Residents say they will fight to stay on municipal-owned land after they were forcefully removed by the city.

Several people were arrested during protests in Enkanini on 19 August 2014. Picture: Thomas Holder/EWN

CAPE TOWN - Informal settlers in Khayelitsha have vowed to fight to stay on municipal-owned land in the area.

Violence erupted on Tuesday as authorities tried to evict people who had invaded land in the Enkanini informal settlement.

Police have made at least one arrest after protests followed the forced removal of illegal squatters off municipal land on Tuesday.

The residents have been trying to occupy the land since Sunday.

An enraged resident says he has no money to buy material to rebuild his house.

"How am I going to build a new house now? Where am I going to get R6,000 to buy another house? Government can't give me that money. I struggled to get that money."
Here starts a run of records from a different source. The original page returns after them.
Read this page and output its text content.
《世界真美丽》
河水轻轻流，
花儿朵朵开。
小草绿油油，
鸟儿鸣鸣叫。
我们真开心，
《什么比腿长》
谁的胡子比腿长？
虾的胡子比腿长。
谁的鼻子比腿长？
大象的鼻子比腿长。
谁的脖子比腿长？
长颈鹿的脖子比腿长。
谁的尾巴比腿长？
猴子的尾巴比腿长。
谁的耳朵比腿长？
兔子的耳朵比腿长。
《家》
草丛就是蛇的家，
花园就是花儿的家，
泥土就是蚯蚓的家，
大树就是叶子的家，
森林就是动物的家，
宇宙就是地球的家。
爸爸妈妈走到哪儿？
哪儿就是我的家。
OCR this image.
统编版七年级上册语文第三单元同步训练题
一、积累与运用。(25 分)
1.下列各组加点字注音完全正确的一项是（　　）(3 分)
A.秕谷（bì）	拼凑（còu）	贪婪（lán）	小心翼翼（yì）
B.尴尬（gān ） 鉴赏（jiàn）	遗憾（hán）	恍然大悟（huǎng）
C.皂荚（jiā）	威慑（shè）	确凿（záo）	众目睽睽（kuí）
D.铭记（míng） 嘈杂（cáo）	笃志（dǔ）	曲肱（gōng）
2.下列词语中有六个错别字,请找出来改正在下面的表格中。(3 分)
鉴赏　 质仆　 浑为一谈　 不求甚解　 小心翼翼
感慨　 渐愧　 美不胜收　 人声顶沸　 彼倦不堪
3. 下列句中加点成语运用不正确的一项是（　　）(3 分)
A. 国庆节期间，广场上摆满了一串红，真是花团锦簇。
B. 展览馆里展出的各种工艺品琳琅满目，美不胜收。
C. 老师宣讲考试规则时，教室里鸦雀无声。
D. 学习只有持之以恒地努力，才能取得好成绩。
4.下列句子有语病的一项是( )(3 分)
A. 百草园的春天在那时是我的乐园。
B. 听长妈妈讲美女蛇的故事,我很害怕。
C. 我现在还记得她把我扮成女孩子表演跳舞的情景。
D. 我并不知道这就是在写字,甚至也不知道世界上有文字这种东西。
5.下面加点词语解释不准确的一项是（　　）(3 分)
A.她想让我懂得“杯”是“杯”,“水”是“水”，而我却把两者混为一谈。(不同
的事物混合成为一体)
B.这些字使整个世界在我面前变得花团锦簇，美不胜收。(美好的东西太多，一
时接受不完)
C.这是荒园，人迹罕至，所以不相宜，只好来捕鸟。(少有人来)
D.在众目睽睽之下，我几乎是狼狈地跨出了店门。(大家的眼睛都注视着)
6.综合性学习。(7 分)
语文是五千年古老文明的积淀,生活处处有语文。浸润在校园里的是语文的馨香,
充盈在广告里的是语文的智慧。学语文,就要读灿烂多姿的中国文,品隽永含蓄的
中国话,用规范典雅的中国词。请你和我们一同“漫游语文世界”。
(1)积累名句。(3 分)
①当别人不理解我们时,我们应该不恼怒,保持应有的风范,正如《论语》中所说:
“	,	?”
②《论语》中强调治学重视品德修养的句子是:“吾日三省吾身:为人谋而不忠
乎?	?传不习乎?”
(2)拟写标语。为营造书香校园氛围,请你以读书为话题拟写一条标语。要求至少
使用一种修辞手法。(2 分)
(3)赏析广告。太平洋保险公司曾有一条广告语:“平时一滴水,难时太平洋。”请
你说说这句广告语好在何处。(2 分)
He claims to have nowhere else to go and therefore he's not planning on moving off the municipal property.

Some evicted residents are adamant they will re-invade the vacant piece of land opposite the informal settlement.

They say their patience has worn thin while waiting for housing.

Water cannons weren't enough to disperse the hundreds of protesters.

Officers resorted to stun grenades and rubber bullets in an attempt to control the crowd.

The city's JP Smith has lauded the work done by the Anti-land Invasion Unit.

The city has also welcomed an undertaking by the South African Police Service to establish a priority committee to deal with illegal land invasions across Cape Town.


Meanwhile, protests erupted in Philippi last week after police and city officials began evicting informal settlers in the area.

Numerous shacks and wooden structures were dismantled, sparking protests in the area.

The evictions follow the controversial evictions at the Nomzamo informal settlement in Strand.

Hundreds of Nomzamo residents were evicted from their shacks by officials in June.